Sunday, 15 December 2013

More on QE/real interest rates as the New Cash Rate (Just Brainstorming)

Regardless of whether a taper begins this year or next, I'll continue to discuss my reasoning as to why the Fed's tapering will be equivalent to a rising OCR and a full exit should have roughly the same effect as an inverted yield curve for financial markets. There are several reasons for this, some of which may occur whether the Fed tapers or not - these I will discuss here.

Early in the recovery, when most people did not understand the potential effects of excess reserves and demand for bank credit, it was in vogue to panic about inflation, and inflation was fairly strong during QE1 and QE2. Whether asset purchases had a large direct effect on inflation or not when QE was running - while possible - probably doesn't matter too much. What matters now is that even if it was QE that was driving reflation in consumer prices, this effect is dwindling. The latest round of QE, despite being prolonged and open ended, has seen a gradual trend downwards in inflation (Source: St. Louis Fed):


While interesting in itself, when combined with the fact that long rates have unambiguously risen under balance sheet expansionary QE programs (despite the question of whether or not QE is the direct cause), this has lead to some notable effects; a rising real cash rate; positive real yields on long term US bonds. In effect, the Fed is not finding it easy to maintain inflation or financial repression, and the longer QE runs, the more attractive treasuries become relative to equities and other risk assets due to multiple expansion and falling yield spreads. (Source: St. Louis Fed):




Again - whether or not QE is inflationary - at the moment it is not stimulating strong inflation and the cash rate cannot go lower - hence real rates are rising. A negative real interest rate is associated with strong asset price performance, as it rewards various forms of speculative behaviour and leverage, of course, the opposite is also true of a sharp rise in the real rate.

The problem for a continued rally is that the real rate is becoming less negative, long yields more positive and yields on equity indices are lower than yields on risk free US long bonds (which is normal, but strong capital gains are not usually associated with valuations as high as right now). I know where I would allocate more of my money when the Fed has stopped expanding its balance sheet, but I am probably more cautious (not momentum chasing) and see a lot of relative value in treasuries vs equities as we head further into this dis-inflationary environment. (Source: St. Louis Fed):



If QE does end I am of the belief that inflation will move at least slightly lower (surely not higher), leading to real interest rates that are only marginally negative. Since the cash rate will not rise soon, positive real rates might only come about via deflation, something I'm not going to suggest is about to happen, but I suppose it is possible. Real rates moving less negative is a form of tightening in my opinion, given that this bull market has been a beneficiary of strongly negative real rates. Can marginally negative real rates sustain this rally? I really have my doubts that the repression effects are strong enough.

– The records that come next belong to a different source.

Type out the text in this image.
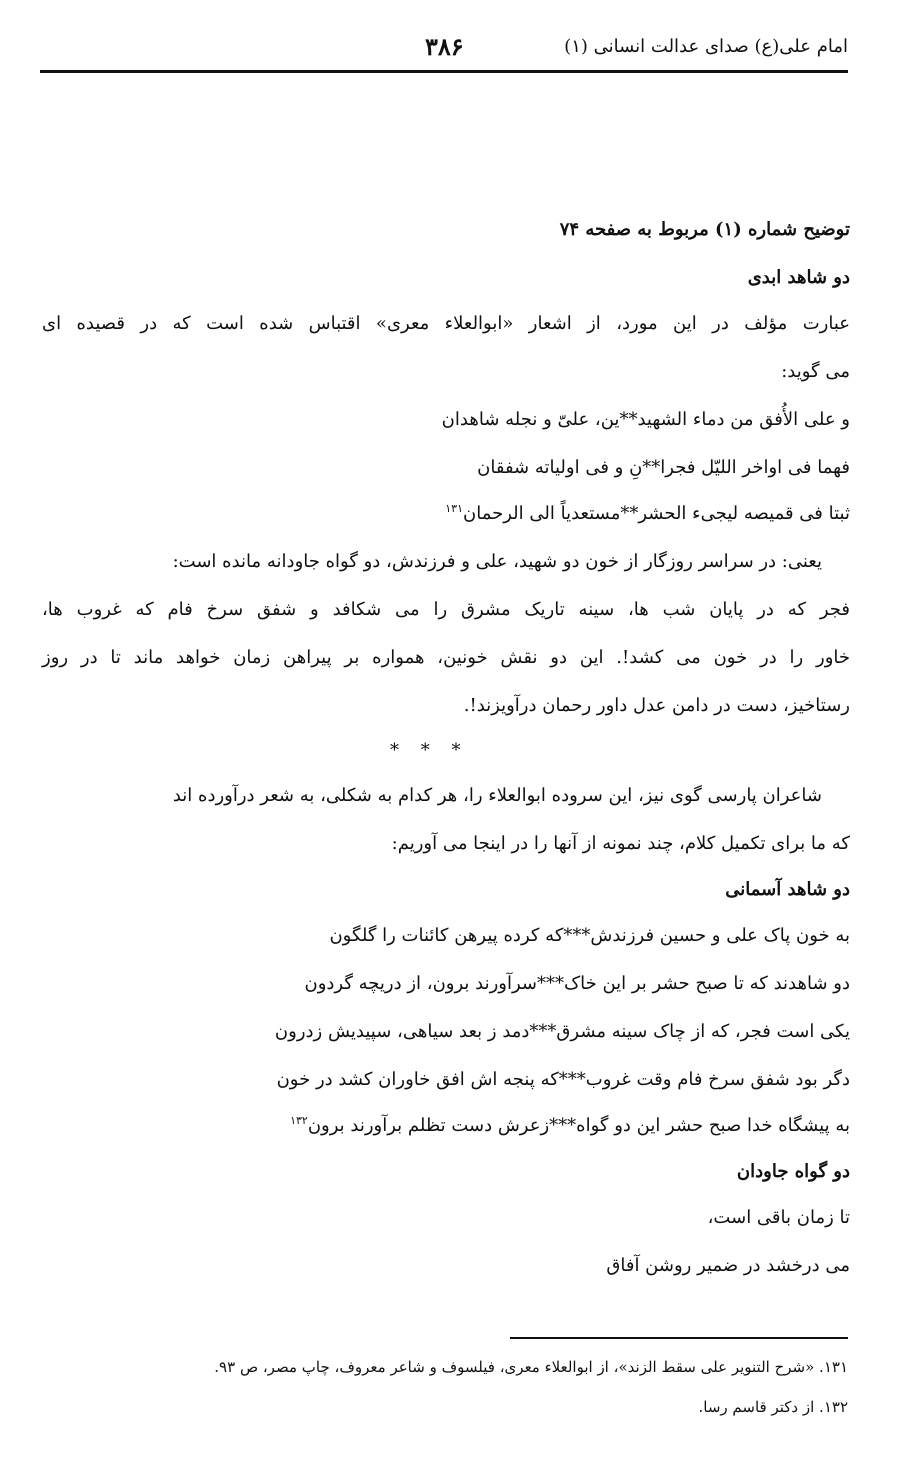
امام علی(ع) صدای عدالت انسانی (۱)
۳۸۶
توضیح شماره (۱) مربوط به صفحه ۷۴
دو شاهد ابدی
عبارت مؤلف در این مورد، از اشعار «ابوالعلاء معری» اقتباس شده است که در قصیده ای
می گوید:
و علی الأُفق من دماء الشهید**ین، علیّ و نجله شاهدان
فهما فی اواخر اللیّل فجرا**نِ و فی اولیاته شفقان
ثبتا فی قمیصه لیجیء الحشر**مستعدیاً الی الرحمان$^{۱۳۱}$
یعنی: در سراسر روزگار از خون دو شهید، علی و فرزندش، دو گواه جاودانه مانده است:
فجر که در پایان شب ها، سینه تاریک مشرق را می شکافد و شفق سرخ فام که غروب ها،
خاور را در خون می کشد!. این دو نقش خونین، همواره بر پیراهن زمان خواهد ماند تا در روز
رستاخیز، دست در دامن عدل داور رحمان درآویزند!.
شاعران پارسی گوی نیز، این سروده ابوالعلاء را، هر کدام به شکلی، به شعر درآورده اند
که ما برای تکمیل کلام، چند نمونه از آنها را در اینجا می آوریم:
دو شاهد آسمانی
به خون پاک علی و حسین فرزندش***که کرده پیرهن کائنات را گلگون
دو شاهدند که تا صبح حشر بر این خاک***سرآورند برون، از دریچه گردون
یکی است فجر، که از چاک سینه مشرق***دمد ز بعد سیاهی، سپیدیش زدرون
دگر بود شفق سرخ فام وقت غروب***که پنجه اش افق خاوران کشد در خون
به پیشگاه خدا صبح حشر این دو گواه***زعرش دست تظلم برآورند برون$^{۱۳۲}$
دو گواه جاودان
تا زمان باقی است،
می درخشد در ضمیر روشن آفاق
* * *
۱۳۱. «شرح التنویر علی سقط الزند»، از ابوالعلاء معری، فیلسوف و شاعر معروف، چاپ مصر، ص ۹۳.
۱۳۲. از دکتر قاسم رسا.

But, thinking more speculatively, if the Fed does not exit, eventually rising risk free yields must attract investors back, not to mention associated variables like rising mortgage rates will hobble the housing recovery, so there is a lifespan on QE leading to risk assets rallying over risk free counterparts. Perhaps the reason many people don't agree with this is that they believe that QE lowers interest rates on treasuries and raises equity valuations. If this was true, as I showed previously, yields and the index could not be positively correlated when QE is running - but they are, so it's a source of confusion for me that this is still the conventional wisdom.

What I am hinting at here, is that the narrative that the Fed will not allow risk asset prices to fall does not hold water. The Fed evidently has less control over inflation than it would like, and it's asset purchase programs have the effect of making risk free assets more attractive over time - thus a risk asset rally should be self limiting in theory. Every bull market has a narrative for why valuations are justified, and this gets overdone, leading to high valuations. Previously accurate forecasters such as GMO are estimating roughly a zero real annual return on US equities for the next 7 years, due to current high valuations

What is the catalyst for these valuations to begin to correct? For me, a tapering would be the start, but more importantly a Fed exit will see investors demand treasuries strongly in a portfolio. This is one point I'm fairly sure on - when the Fed exits completely, yields will plummet precipitously.